In order to support a charge of complicity in jury instructions, there must be some evidence that the defendant "solicited or procured another to commit the offense of those charges in the indictment, or aided or abetted another." The record indicates that there was testimony by Collin Rand to support such a charge. According to Rand's testimony, the defendant solicited Rand's help in cashing the checks. While the evidence supporting the charge is not overwhelming, facts do exist to support such a charge.
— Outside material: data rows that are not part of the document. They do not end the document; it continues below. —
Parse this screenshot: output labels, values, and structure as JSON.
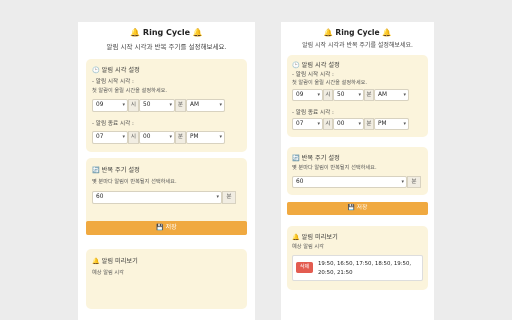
{
  "app": {
    "title": "🔔 Ring Cycle 🔔",
    "subtitle": "알림 시작 시각과 반복 주기를 설정해보세요."
  },
  "alarm_time": {
    "section_title": "🕒 알림 시각 설정",
    "start_label": "- 알림 시작 시각 :",
    "start_hint": "첫 알람이 울릴 시간을 설정하세요.",
    "start": {
      "hour": "09",
      "minute": "50",
      "ampm": "AM"
    },
    "end_label": "- 알림 종료 시각 :",
    "end": {
      "hour": "07",
      "minute": "00",
      "ampm": "PM"
    },
    "hour_unit": "시",
    "minute_unit": "분"
  },
  "repeat": {
    "section_title": "🔄 반복 주기 설정",
    "hint": "몇 분마다 알림이 반복될지 선택하세요.",
    "value": "60",
    "unit": "분"
  },
  "save_button": "💾 저장",
  "preview": {
    "section_title": "🔔 알림 미리보기",
    "label": "예상 알림 시각",
    "delete_button": "삭제",
    "times_line1": "19:50, 16:50, 17:50, 18:50, 19:50,",
    "times_line2": "20:50, 21:50"
  },
  "icons": {
    "chevron": "chevron-down-icon"
  },
  "colors": {
    "section_bg": "#fbf4dc",
    "save_button": "#f0a940",
    "delete_button": "#e35c50"
  }
}
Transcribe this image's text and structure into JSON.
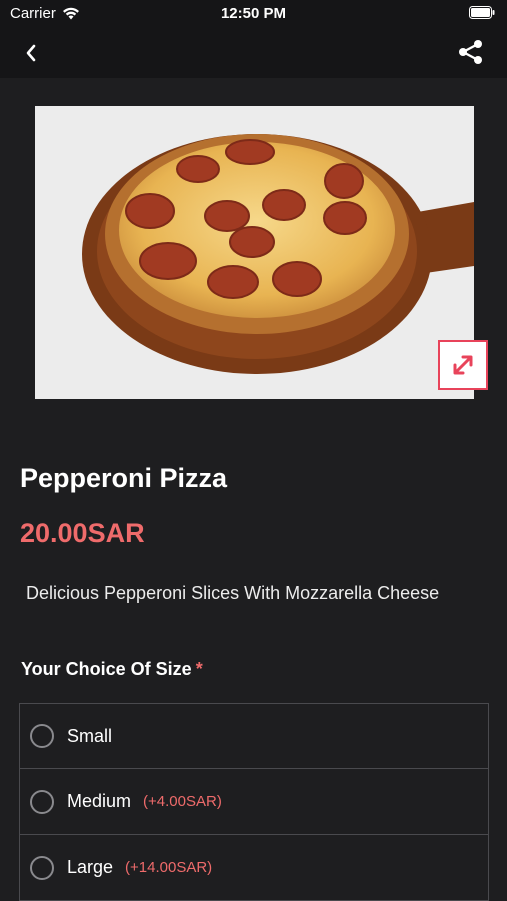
{
  "status_bar": {
    "carrier": "Carrier",
    "time": "12:50 PM"
  },
  "nav": {
    "back_icon": "chevron-left-icon",
    "share_icon": "share-icon"
  },
  "product": {
    "title": "Pepperoni Pizza",
    "price": "20.00SAR",
    "description": "Delicious Pepperoni Slices With Mozzarella Cheese"
  },
  "size_section": {
    "title": "Your Choice Of Size",
    "required_mark": "*",
    "options": [
      {
        "label": "Small",
        "extra": ""
      },
      {
        "label": "Medium",
        "extra": "(+4.00SAR)"
      },
      {
        "label": "Large",
        "extra": "(+14.00SAR)"
      }
    ]
  },
  "colors": {
    "accent": "#ef6b6b",
    "background": "#1e1e20",
    "header": "#151517"
  }
}
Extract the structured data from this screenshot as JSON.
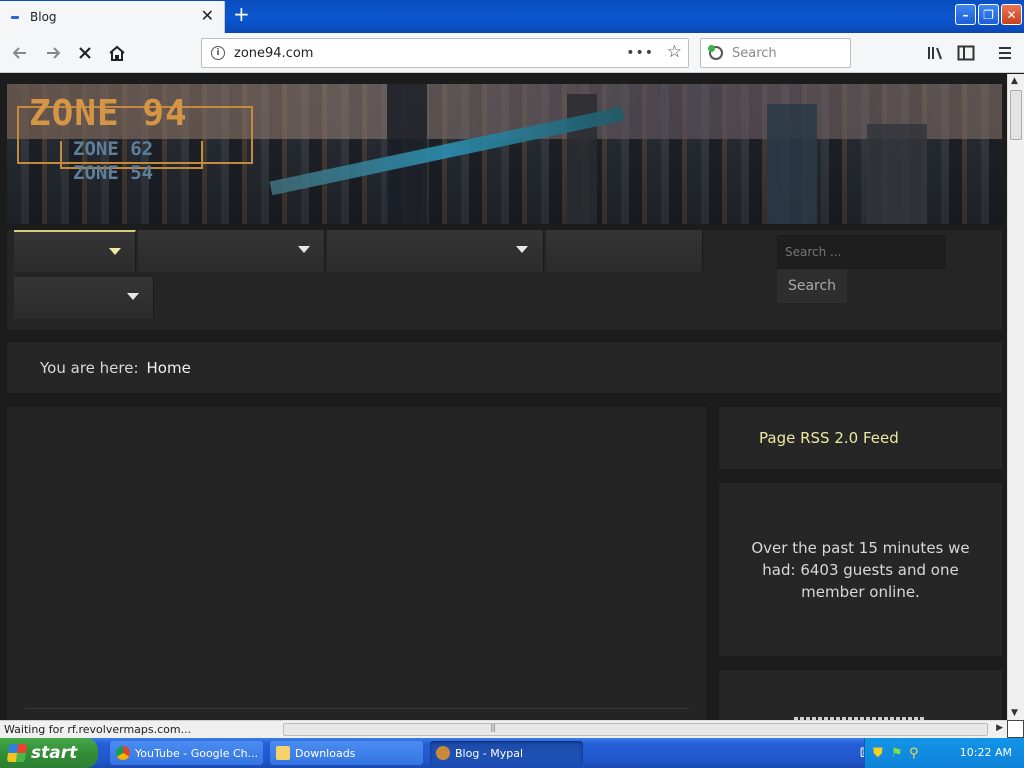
{
  "browser": {
    "tab": {
      "title": "Blog",
      "close_glyph": "✕"
    },
    "new_tab_glyph": "+",
    "url": "zone94.com",
    "search_placeholder": "Search",
    "url_more_glyph": "•••",
    "window_buttons": {
      "minimize": "–",
      "restore": "❐",
      "close": "✕"
    }
  },
  "site": {
    "logo": {
      "main": "ZONE 94",
      "sub1": "ZONE 62",
      "sub2": "ZONE 54"
    },
    "search": {
      "placeholder": "Search ...",
      "button": "Search"
    },
    "breadcrumb": {
      "prefix": "You are here:",
      "current": "Home"
    },
    "sidebar": {
      "rss_link": "Page RSS 2.0 Feed",
      "stats": "Over the past 15 minutes we had: 6403 guests and one member online."
    }
  },
  "status": {
    "text": "Waiting for rf.revolvermaps.com..."
  },
  "taskbar": {
    "start": "start",
    "tasks": [
      {
        "label": "YouTube - Google Ch..."
      },
      {
        "label": "Downloads"
      },
      {
        "label": "Blog - Mypal"
      }
    ],
    "clock": "10:22 AM"
  },
  "colors": {
    "accent_yellow": "#eee9a0",
    "logo_orange": "#d49545",
    "logo_blue": "#5d7f9a"
  }
}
Therefore, the trial court did not abuse its discretion in submitting complicity instructions to the jury.

With regard to the defendant's contention that the trial court was without the authority to add the complicity charge after the jury deliberation, we find this argument to be without merit.

The trial court's original jury instructions reads, in relevant part:

THE COURT: * * * All essential elements of these offenses will be defined for you momentarily.

It is no defense to a charge of complicity that no person with whom the defendant was in complicity has been convicted as a principal offender.

However, the defendant cannot be found guilty of complicity unless the offenses were actually committed.* * *

(T. 188-189)

When the jury asked for clarification on the charges, the trial court, after discussion with the prosecutor and defense counsel, submitted the following:

THE COURT: * * * Before you can find the defendant guilty of committing these or any of the crimes * * * you must find that the defendant, A, solicited or procured another to commit the offense of, whether it be forgery or theft or RSP; or aided or abetted another in committing the offense, or any of them; or caused an innocent or irresponsible person to commit the offense, or any of them.

Remember the court's further instruction that it's no defense to a charge of complicity, that no person with whom the defendant was in complicity actually been convicted of a principal offender.

However, the defendant cannot be found guilty of complicity unless the offenses were actually committed.

(T.214-215).

Any ambiguity in a selected portion of the instructions does not constitute reversible error unless the instructions, as a whole are so misleading as to prejudicially affect a substantial right of the complaining party. Kokitka v. Ford Motor Co. (1995), 73 Ohio St. 3d 89,92-93, 652 N.E.2d 671. While the trial court erred in not submitting the complete complicity charge as a part of the original instruction, we find no prejudice under the circumstances. The jury was aware that complicity charges were to be considered based on the instructions they received prior to deliberations. The error by the trial court omitting the actual elements necessary for a complicity charge was therefore harmless.

Judgment affirmed.

It is ordered that appellee recover of appellant its costs herein taxed.

The Court finds there were reasonable grounds for this appeal.

It is ordered that a special mandate issue out of this Court directing the Common Pleas Court to carry this judgment into execution. The defendant's conviction having been affirmed, any bail pending appeal is terminated. Case remanded to the trial court for execution of sentence.

A certified copy of this entry shall constitute the mandate pursuant to Rule 27 of the Rules of Appellate Procedure.

KENNETH A. ROCCO, P.J., AND MICHAEL J. CORRIGAN, J., CONCUR.

1 The defendant later testified that he never met the secretary, the woman who allegedly issued the checks to him.